Con mi madre, los dos solos, no sé por qué, en un cine de verano con pantalla al aire libre, vi Dos hombres y un destino, con Paul Newman, Robert Redford y Katharine Ross. Esa noche me la pelé acordándome de Katharine saliendo de un tonel que hacía de bañera. Vi mucho más de lo que enseñaba en la película. Y recuerdo otra película tristísima, de Aldrin, el tercer astronauta del Apolo XI, después del alunizaje, su vida posterior. Descubrí que había otras vidas después, que eran poco heroicas, pero reales. Mucho tiempo después de las hazañas. Y El efecto de los rayos gamma sobre las margaritas, otra película personal dirigida por Paul Newman, pero sin Paul Newman, inquietante, ajena a las películas normales, olvidables. Y Tristana, de Buñuel. Y La Celestina, con trece años, en el cine Roma, que me generó tanta excitación al ver las tetas de las criadas de la Celestina, que esa misma noche me masturbé por primera vez pensado en ellas. Todo lo que quieras, de cintura para arriba, les dijo Celestina. Tetas fuera, menuda orgía.

 

 


 

052

VALE, SÍ ES verdad: llevo años estudiando diferentes sistemas de suicidio, para encontrar el menos doloroso, el más rápido, y el más accesible. No es fácil. En el mundo los suicidas lo hacen de muy diferentes maneras, y en general tiene que ver con la disponibilidad de materiales que tengan a mano. Los norteamericanos, sobre todo de la zona central republicana, con buen acceso a las armas de fuego, lo hacen con sus rifles y pistolas. También los policías y los militares, si tienen un arma reglamentaria a mano. Después de muertos ya no les van a reclamar el mal uso de su arma. Algunos sospecho que se resisten porque queda en evidencia de que ha sido un suicidio, y las compañías de seguro ponen pegas para pagar las posibles pólizas de vida contratadas. Las familias de los suicidas no tienen derecho a cobrar, pero si la muerte sucede por el error médico, accidente, asesinato, o una agonía lenta y dolorosa, entonces sí. Los suicidas con convicciones religiosas también tienen problemas de conciencia, porque los curas no dejan que se entierren sus cuerpos en los camposantos. Tienen que irse a los cementerios civiles, afuera de las tapias del cementerio donde están sus amigos, sus abuelos y sus padres. Y además, depende de dónde lo hagas, un tiro puede ser una buena mancha para la familia, y no digamos para la tapicería del sofá del salón.

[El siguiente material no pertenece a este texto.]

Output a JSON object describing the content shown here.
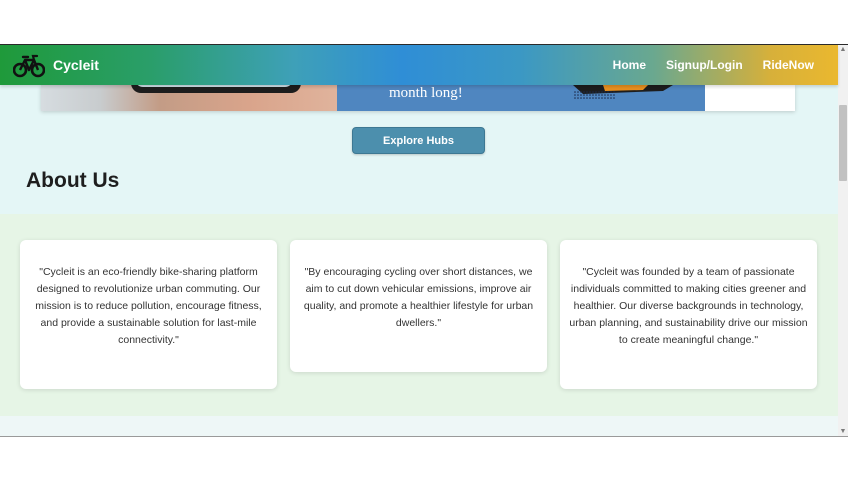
{
  "navbar": {
    "brand": "Cycleit",
    "links": [
      "Home",
      "Signup/Login",
      "RideNow"
    ]
  },
  "hero": {
    "banner_text": "month long!"
  },
  "explore": {
    "label": "Explore Hubs"
  },
  "about": {
    "title": "About Us",
    "cards": [
      "\"Cycleit is an eco-friendly bike-sharing platform designed to revolutionize urban commuting. Our mission is to reduce pollution, encourage fitness, and provide a sustainable solution for last-mile connectivity.\"",
      "\"By encouraging cycling over short distances, we aim to cut down vehicular emissions, improve air quality, and promote a healthier lifestyle for urban dwellers.\"",
      "\"Cycleit was founded by a team of passionate individuals committed to making cities greener and healthier. Our diverse backgrounds in technology, urban planning, and sustainability drive our mission to create meaningful change.\""
    ]
  },
  "colors": {
    "accent_button": "#4c8fad",
    "about_background": "#e6f5e6",
    "page_background": "#e4f6f6"
  },
  "icons": {
    "brand": "bicycle-icon",
    "scroll_up": "triangle-up-icon",
    "scroll_down": "triangle-down-icon"
  }
}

Se suicidó. ¿En serio? Pero, ¿qué vida infernal le estaba dando su pareja para que se quitara la vida? ¿Es que nadie en esa familia se dio cuenta de lo que pasaba? ¿Están todos ciegos?

Se suicidó. ¿De verdad? ¿No estaría limpiando la pistola, y se le disparó sin querer? ¿Se equivocó de frasco, y se tomó las cincuenta pastillas sin darse cuenta? ¿Fue un acto de locura, una enfermedad insoportable, por desamor, se arruinó? ¿Era homosexual? ¿Qué delitos tenía pendientes para ser juzgado? ¿Tenía denuncias? ¿Sufrió abusos en la infancia? ¿Defraudó a Hacienda? ¿Perdió la fe? ¿No creía en Dios? ¿Nadie le dijo que los suicidas van al infierno de cabeza?

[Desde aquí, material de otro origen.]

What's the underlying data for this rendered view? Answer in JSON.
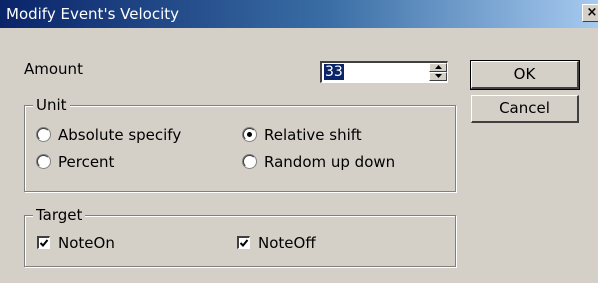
{
  "window": {
    "title": "Modify Event's Velocity",
    "close_icon": "×"
  },
  "amount": {
    "label": "Amount",
    "value": "33"
  },
  "buttons": {
    "ok": "OK",
    "cancel": "Cancel"
  },
  "unit": {
    "legend": "Unit",
    "options": [
      {
        "label": "Absolute specify",
        "selected": false
      },
      {
        "label": "Relative shift",
        "selected": true
      },
      {
        "label": "Percent",
        "selected": false
      },
      {
        "label": "Random up down",
        "selected": false
      }
    ]
  },
  "target": {
    "legend": "Target",
    "options": [
      {
        "label": "NoteOn",
        "checked": true
      },
      {
        "label": "NoteOff",
        "checked": true
      }
    ]
  },
  "colors": {
    "title_start": "#0a246a",
    "title_end": "#a6caf0",
    "face": "#d4d0c8",
    "selection": "#0a246a"
  }
}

Se suicidó. Casi no me lo puedo creer. ¿Será hereditario? ¿Sus hijos e hijas tienen esas tendencias? ¿Sus padres también eran suicidas? ¿Mató a alguien antes de matarse? ¿Fue por celos? ¿De verdad era tan infeliz?

Se suicidó. Nunca se lo perdonaré. No le tengo lástima: los suicidas son cobardes, incapaces de luchar por su vida. Cuando Dios cierra una puerta, siempre abre una ventana. La vida es patrimonio de Dios, y de nadie más. Suicidarse es la salida fácil. Es un acto de egoísmo: en lugar de luchar y solucionar los problemas, se quitan la vida, y destrozan la de los demás.

Se suicidó. Menos mal. Ya era hora. Eso que nos ahorramos. Un idiota menos en este mundo. Habrá dejado algo en herencia a sus hijos, al menos. ¿Ni siquiera dejó pagado el entierro? Pues que lo entierre la beneficencia. Creo que el Ayuntamiento tiene un servicio de esos para los indigentes. O que donen su cuerpo a la Facultad de Medicina, que los estudiantes necesitan cadáveres para practicar, por lo menos que haga algo útil, aunque sea después de muerto.

Se suicidó. No, donación de órganos, no. ¿Quién va a querer que le trasplanten el corazón de un suicida? Yo no, madre mía, vaya futuro me esperaría. Imagínate, con pesadillas todas las noches. O que me trasplanten su mano, la que apretó el gatillo, que a saber qué otras cosas terribles tocó a lo largo de su vida. Quita, quita, prefiero que me dejen con el marcapasos y el muñón, que de ese no me fío.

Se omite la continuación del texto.